Despite the potential merits of our study, we also need to address some limitations. First, a third cycle would have been helpful to substantiate the results regarding the provision of prompt-based feedback. At the same time, our findings are in line with experimental research that has combined strategy instruction and prompt-based feedback in different contexts (e.g., metacognitive feedback, Omarchevska et al., 2021; professional vision: Tschönhens et al., 2023). Furthermore, given that the majority of publications have often only realized one design cycle (for a systematic review, see Zheng, 2015), we argue that two cycles could suffice to make a sensible contribution to the field of pre-service teacher education and educational technology. Second, regarding the generalizability of our findings, we opted to implement our in-situ study in an authentic pre-service teacher education course in economic education with a relatively restricted sample size. This procedure likely contributed to the ecological validity of our findings. However, we see a need for more experimental designs with higher levels of control, as large variances, i.e. inter- but also intra-individual variability per variable, are more likely to occur in natural settings. In addition, we must note that our findings cannot be interpreted as causal, since we compared the effects of interventions within and across two different pre-service teacher populations and settings (i.e., face to face vs. online setting during COVID-19). Nevertheless, we want to note that, as we applied an interrupted time-series design, which can be regarded as a relatively strong quasi-experimental design, at least some conclusions regarding the design of technology-mediated peer feedback can be drawn.

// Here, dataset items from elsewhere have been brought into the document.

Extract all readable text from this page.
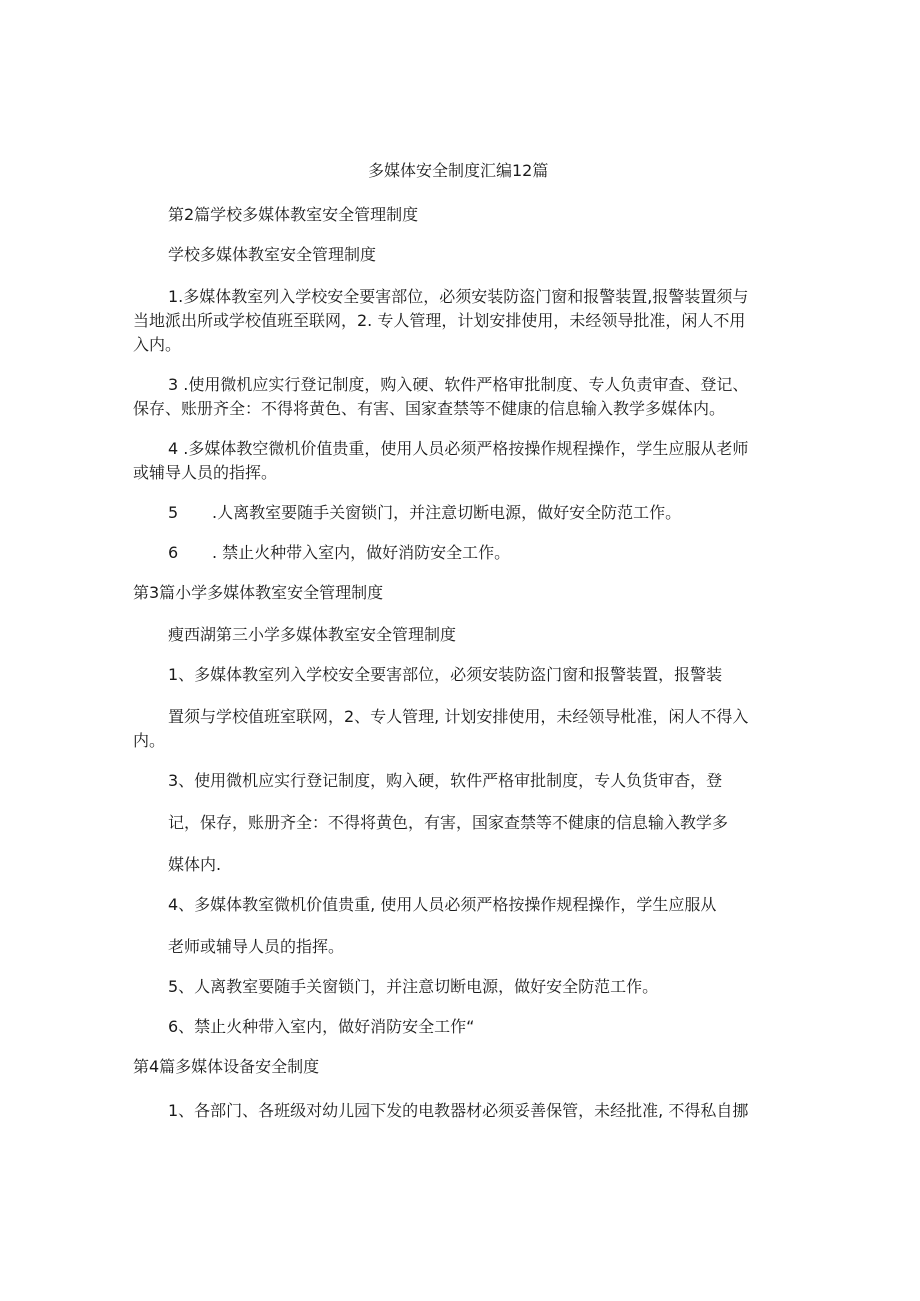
多媒体安全制度汇编12篇
第2篇学校多媒体教室安全管理制度
学校多媒体教室安全管理制度
1.多媒体教室列入学校安全要害部位，必须安装防盗门窗和报警装置,报警装置须与
当地派出所或学校值班至联网，2. 专人管理，计划安排使用，未经领导批准，闲人不用
入内。
3 .使用微机应实行登记制度，购入硬、软件严格审批制度、专人负责审查、登记、
保存、账册齐全：不得将黄色、有害、国家查禁等不健康的信息输入教学多媒体内。
4 .多媒体教空微机价值贵重，使用人员必须严格按操作规程操作，学生应服从老师
或辅导人员的指挥。
5 .人离教室要随手关窗锁门，并注意切断电源，做好安全防范工作。
6 . 禁止火种带入室内，做好消防安全工作。
第3篇小学多媒体教室安全管理制度
瘦西湖第三小学多媒体教室安全管理制度
1、多媒体教室列入学校安全要害部位，必须安装防盗门窗和报警装置，报警装
置须与学校值班室联网，2、专人管理, 计划安排使用，未经领导枇准，闲人不得入
内。
3、使用微机应实行登记制度，购入硬，软件严格审批制度，专人负货审杳，登
记，保存，账册齐全：不得将黄色，有害，国家查禁等不健康的信息输入教学多
媒体内.
4、多媒体教室微机价值贵重, 使用人员必须严格按操作规程操作，学生应服从
老师或辅导人员的指挥。
5、人离教室要随手关窗锁门，并注意切断电源，做好安全防范工作。
6、禁止火种带入室内，做好消防安全工作“
第4篇多媒体设备安全制度
1、各部门、各班级对幼儿园下发的电教器材必须妥善保管，未经批准, 不得私自挪
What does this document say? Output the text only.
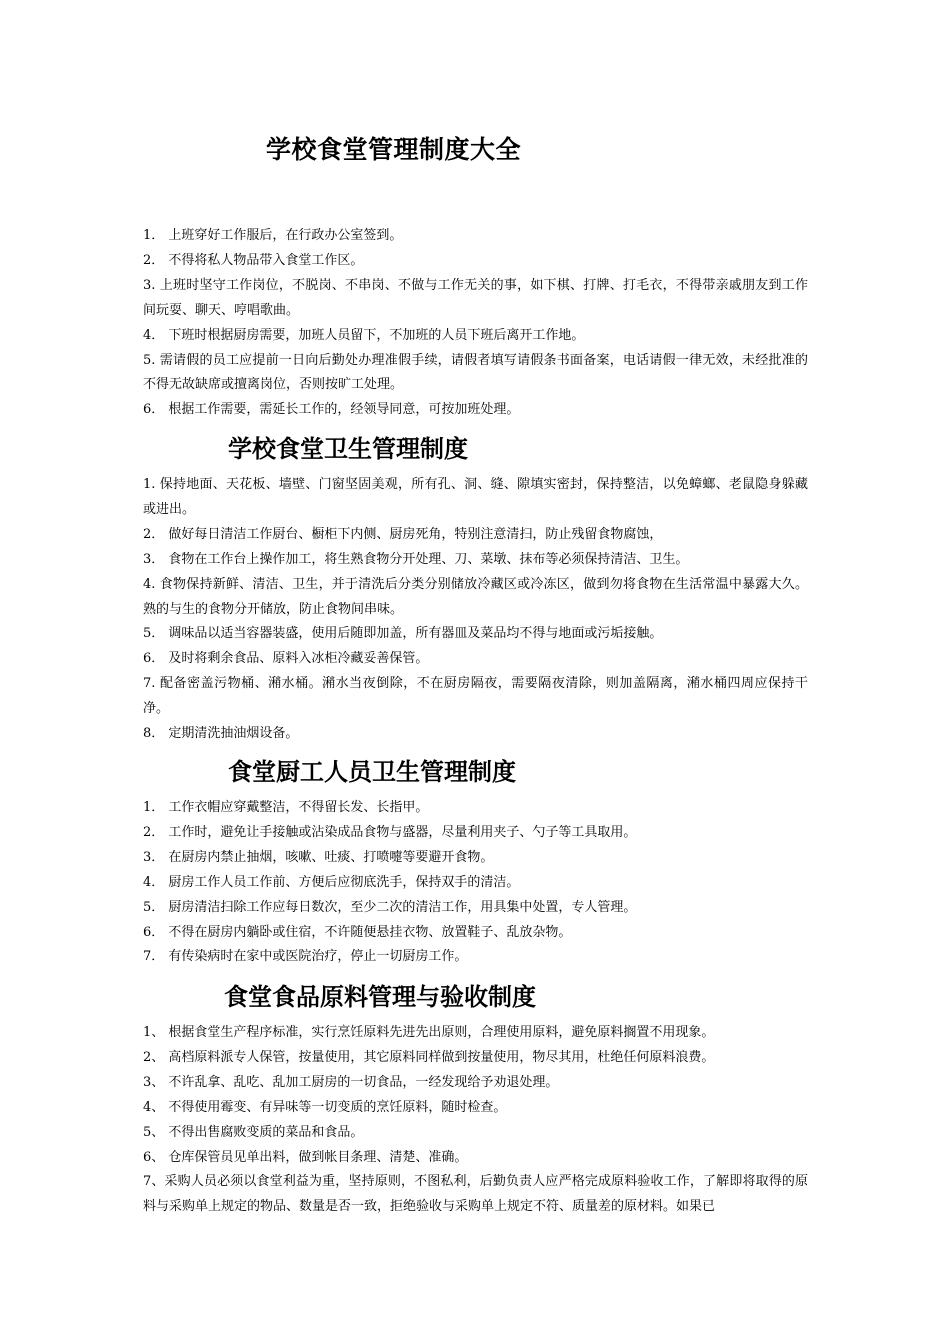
学校食堂管理制度大全

1． 上班穿好工作服后，在行政办公室签到。

2． 不得将私人物品带入食堂工作区。

3. 上班时坚守工作岗位，不脱岗、不串岗、不做与工作无关的事，如下棋、打牌、打毛衣，不得带亲戚朋友到工作间玩耍、聊天、哼唱歌曲。

4． 下班时根据厨房需要，加班人员留下，不加班的人员下班后离开工作地。

5. 需请假的员工应提前一日向后勤处办理准假手续，请假者填写请假条书面备案，电话请假一律无效，未经批准的不得无故缺席或擅离岗位，否则按旷工处理。

6． 根据工作需要，需延长工作的，经领导同意，可按加班处理。

学校食堂卫生管理制度

1. 保持地面、天花板、墙壁、门窗坚固美观，所有孔、洞、缝、隙填实密封，保持整洁，以免蟑螂、老鼠隐身躲藏或进出。

2． 做好每日清洁工作厨台、橱柜下内侧、厨房死角，特别注意清扫，防止残留食物腐蚀，

3． 食物在工作台上操作加工，将生熟食物分开处理、刀、菜墩、抹布等必须保持清洁、卫生。

4. 食物保持新鲜、清洁、卫生，并于清洗后分类分别储放冷藏区或冷冻区，做到勿将食物在生活常温中暴露大久。熟的与生的食物分开储放，防止食物间串味。

5． 调味品以适当容器装盛，使用后随即加盖，所有器皿及菜品均不得与地面或污垢接触。

6． 及时将剩余食品、原料入冰柜冷藏妥善保管。

7. 配备密盖污物桶、潲水桶。潲水当夜倒除，不在厨房隔夜，需要隔夜清除，则加盖隔离，潲水桶四周应保持干净。

8． 定期清洗抽油烟设备。

食堂厨工人员卫生管理制度

1． 工作衣帽应穿戴整洁，不得留长发、长指甲。

2． 工作时，避免让手接触或沾染成品食物与盛器，尽量利用夹子、勺子等工具取用。

3． 在厨房内禁止抽烟，咳嗽、吐痰、打喷嚏等要避开食物。

4． 厨房工作人员工作前、方便后应彻底洗手，保持双手的清洁。

5． 厨房清洁扫除工作应每日数次，至少二次的清洁工作，用具集中处置，专人管理。

6． 不得在厨房内躺卧或住宿，不许随便悬挂衣物、放置鞋子、乱放杂物。

7． 有传染病时在家中或医院治疗，停止一切厨房工作。

食堂食品原料管理与验收制度

1、 根据食堂生产程序标准，实行烹饪原料先进先出原则，合理使用原料，避免原料搁置不用现象。

2、 高档原料派专人保管，按量使用，其它原料同样做到按量使用，物尽其用，杜绝任何原料浪费。

3、 不许乱拿、乱吃、乱加工厨房的一切食品，一经发现给予劝退处理。

4、 不得使用霉变、有异味等一切变质的烹饪原料，随时检查。

5、 不得出售腐败变质的菜品和食品。

6、 仓库保管员见单出料，做到帐目条理、清楚、准确。

7、采购人员必须以食堂利益为重，坚持原则，不图私利，后勤负责人应严格完成原料验收工作，了解即将取得的原料与采购单上规定的物品、数量是否一致，拒绝验收与采购单上规定不符、质量差的原材料。如果已
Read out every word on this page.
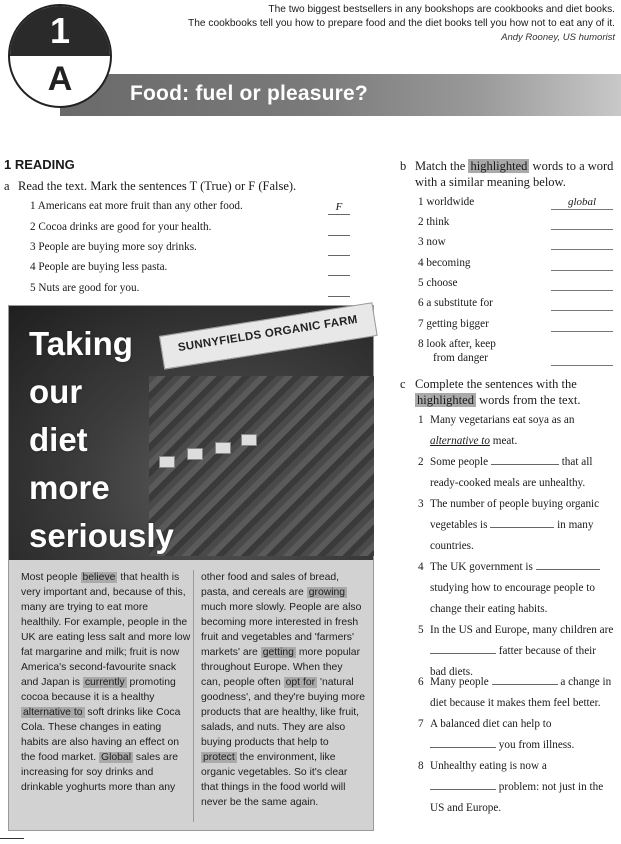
The two biggest bestsellers in any bookshops are cookbooks and diet books.
The cookbooks tell you how to prepare food and the diet books tell you how not to eat any of it.
Andy Rooney, US humorist
Food: fuel or pleasure?
1
A
1 READING
a Read the text. Mark the sentences T (True) or F (False).
SUNNYFIELDS ORGANIC FARM
Taking
our
diet
more
seriously
Most people believe that health is very important and, because of this, many are trying to eat more healthily. For example, people in the UK are eating less salt and more low fat margarine and milk; fruit is now America's second-favourite snack and Japan is currently promoting cocoa because it is a healthy alternative to soft drinks like Coca Cola. These changes in eating habits are also having an effect on the food market. Global sales are increasing for soy drinks and drinkable yoghurts more than any
other food and sales of bread, pasta, and cereals are growing much more slowly. People are also becoming more interested in fresh fruit and vegetables and 'farmers' markets' are getting more popular throughout Europe. When they can, people often opt for 'natural goodness', and they're buying more products that are healthy, like fruit, salads, and nuts. They are also buying products that help to protect the environment, like organic vegetables. So it's clear that things in the food world will never be the same again.
b Match the highlighted words to a word with a similar meaning below.
c Complete the sentences with the highlighted words from the text.
1 Americans eat more fruit than any other food.	F
2 Cocoa drinks are good for your health.
3 People are buying more soy drinks.
4 People are buying less pasta.
5 Nuts are good for you.
1 worldwide	global
2 think
3 now
4 becoming
5 choose
6 a substitute for
7 getting bigger
8 look after, keep
from danger
1 Many vegetarians eat soya as an
alternative to meat.
2 Some people	that all ready-cooked meals are unhealthy.
3 The number of people buying organic vegetables is	in many countries.
4 The UK government is  studying how to encourage people to change their eating habits.
5 In the US and Europe, many children are  fatter because of their bad diets.
6 Many people	a change in diet because it makes them feel better.
7 A balanced diet can help to  you from illness.
8 Unhealthy eating is now a  problem: not just in the US and Europe.
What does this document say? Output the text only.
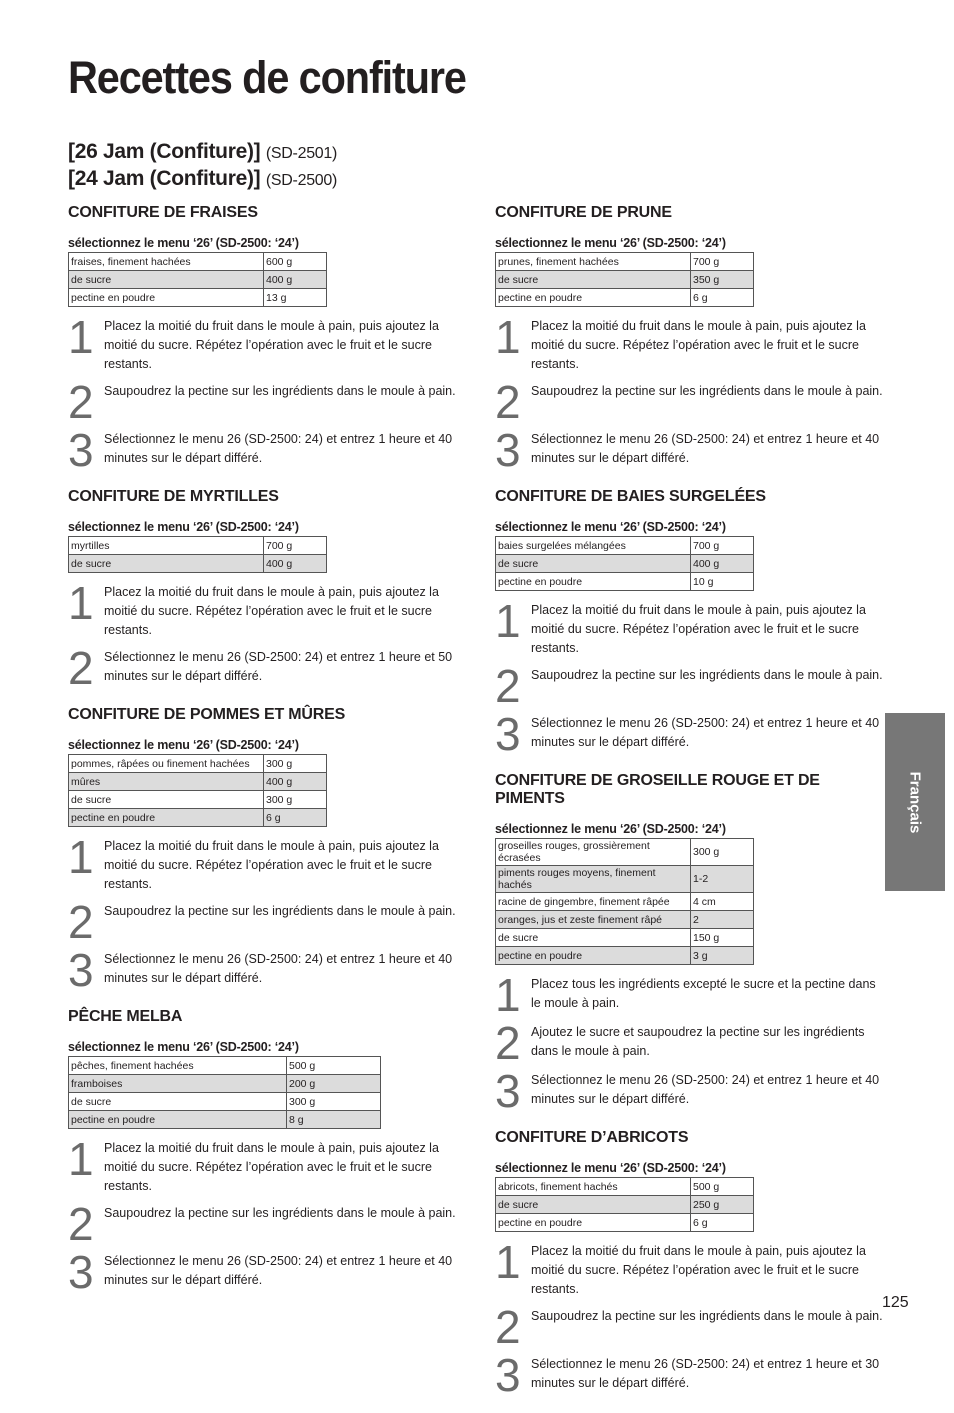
Recettes de confiture
[26 Jam (Confiture)] (SD-2501)
[24 Jam (Confiture)] (SD-2500)
CONFITURE DE FRAISES
sélectionnez le menu ‘26’ (SD-2500: ‘24’)
fraises, finement hachées	600 g
de sucre	400 g
pectine en poudre	13 g
1 Placez la moitié du fruit dans le moule à pain, puis ajoutez la moitié du sucre. Répétez l’opération avec le fruit et le sucre restants.
2 Saupoudrez la pectine sur les ingrédients dans le moule à pain.
3 Sélectionnez le menu 26 (SD-2500: 24) et entrez 1 heure et 40 minutes sur le départ différé.
CONFITURE DE MYRTILLES
sélectionnez le menu ‘26’ (SD-2500: ‘24’)
myrtilles	700 g
de sucre	400 g
1 Placez la moitié du fruit dans le moule à pain, puis ajoutez la moitié du sucre. Répétez l’opération avec le fruit et le sucre restants.
2 Sélectionnez le menu 26 (SD-2500: 24) et entrez 1 heure et 50 minutes sur le départ différé.
CONFITURE DE POMMES ET MÛRES
sélectionnez le menu ‘26’ (SD-2500: ‘24’)
pommes, râpées ou finement hachées	300 g
mûres	400 g
de sucre	300 g
pectine en poudre	6 g
1 Placez la moitié du fruit dans le moule à pain, puis ajoutez la moitié du sucre. Répétez l’opération avec le fruit et le sucre restants.
2 Saupoudrez la pectine sur les ingrédients dans le moule à pain.
3 Sélectionnez le menu 26 (SD-2500: 24) et entrez 1 heure et 40 minutes sur le départ différé.
PÊCHE MELBA
sélectionnez le menu ‘26’ (SD-2500: ‘24’)
pêches, finement hachées	500 g
framboises	200 g
de sucre	300 g
pectine en poudre	8 g
1 Placez la moitié du fruit dans le moule à pain, puis ajoutez la moitié du sucre. Répétez l’opération avec le fruit et le sucre restants.
2 Saupoudrez la pectine sur les ingrédients dans le moule à pain.
3 Sélectionnez le menu 26 (SD-2500: 24) et entrez 1 heure et 40 minutes sur le départ différé.
CONFITURE DE PRUNE
sélectionnez le menu ‘26’ (SD-2500: ‘24’)
prunes, finement hachées	700 g
de sucre	350 g
pectine en poudre	6 g
1 Placez la moitié du fruit dans le moule à pain, puis ajoutez la moitié du sucre. Répétez l’opération avec le fruit et le sucre restants.
2 Saupoudrez la pectine sur les ingrédients dans le moule à pain.
3 Sélectionnez le menu 26 (SD-2500: 24) et entrez 1 heure et 40 minutes sur le départ différé.
CONFITURE DE BAIES SURGELÉES
sélectionnez le menu ‘26’ (SD-2500: ‘24’)
baies surgelées mélangées	700 g
de sucre	400 g
pectine en poudre	10 g
1 Placez la moitié du fruit dans le moule à pain, puis ajoutez la moitié du sucre. Répétez l’opération avec le fruit et le sucre restants.
2 Saupoudrez la pectine sur les ingrédients dans le moule à pain.
3 Sélectionnez le menu 26 (SD-2500: 24) et entrez 1 heure et 40 minutes sur le départ différé.
CONFITURE DE GROSEILLE ROUGE ET DE PIMENTS
sélectionnez le menu ‘26’ (SD-2500: ‘24’)
groseilles rouges, grossièrement écrasées	300 g
piments rouges moyens, finement hachés	1-2
racine de gingembre, finement râpée	4 cm
oranges, jus et zeste finement râpé	2
de sucre	150 g
pectine en poudre	3 g
1 Placez tous les ingrédients excepté le sucre et la pectine dans le moule à pain.
2 Ajoutez le sucre et saupoudrez la pectine sur les ingrédients dans le moule à pain.
3 Sélectionnez le menu 26 (SD-2500: 24) et entrez 1 heure et 40 minutes sur le départ différé.
CONFITURE D’ABRICOTS
sélectionnez le menu ‘26’ (SD-2500: ‘24’)
abricots, finement hachés	500 g
de sucre	250 g
pectine en poudre	6 g
1 Placez la moitié du fruit dans le moule à pain, puis ajoutez la moitié du sucre. Répétez l’opération avec le fruit et le sucre restants.
2 Saupoudrez la pectine sur les ingrédients dans le moule à pain.
3 Sélectionnez le menu 26 (SD-2500: 24) et entrez 1 heure et 30 minutes sur le départ différé.
Français
125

Future research and conclusions

Further research should replicate the obtained findings by realizing more robust experimental designs with sufficient test power to draw causal conclusions regarding the role of instructional interventions in the context of technology-mediated peer feedback. Finally, from the perspective of learning by providing feedback (Cho & MacArthur, 2010), it would be interesting to discover whether the addition of prompts and strategy instruction combined with prompts resulted not only in higher levels of noticing and reasoning during the provision of peer feedback but also in higher levels of professional knowledge. Therefore, future studies should add additional performance assessments to investigate whether providing peer feedback aids learning.

Altogether, our findings show that technology-mediated peer feedback can be enhanced by adding strategy instruction (combined with prompts). Strategy instruction particularly contributed to pre-service teachers’ reasoning during peer feedback.

Thus, our findings demonstrate how technology-mediated peer feedback can be made fruitful in pre-service teacher education. As such, our results can contribute to a better understanding of the potential boundary conditions of supporting pre-service teachers’ technology integration.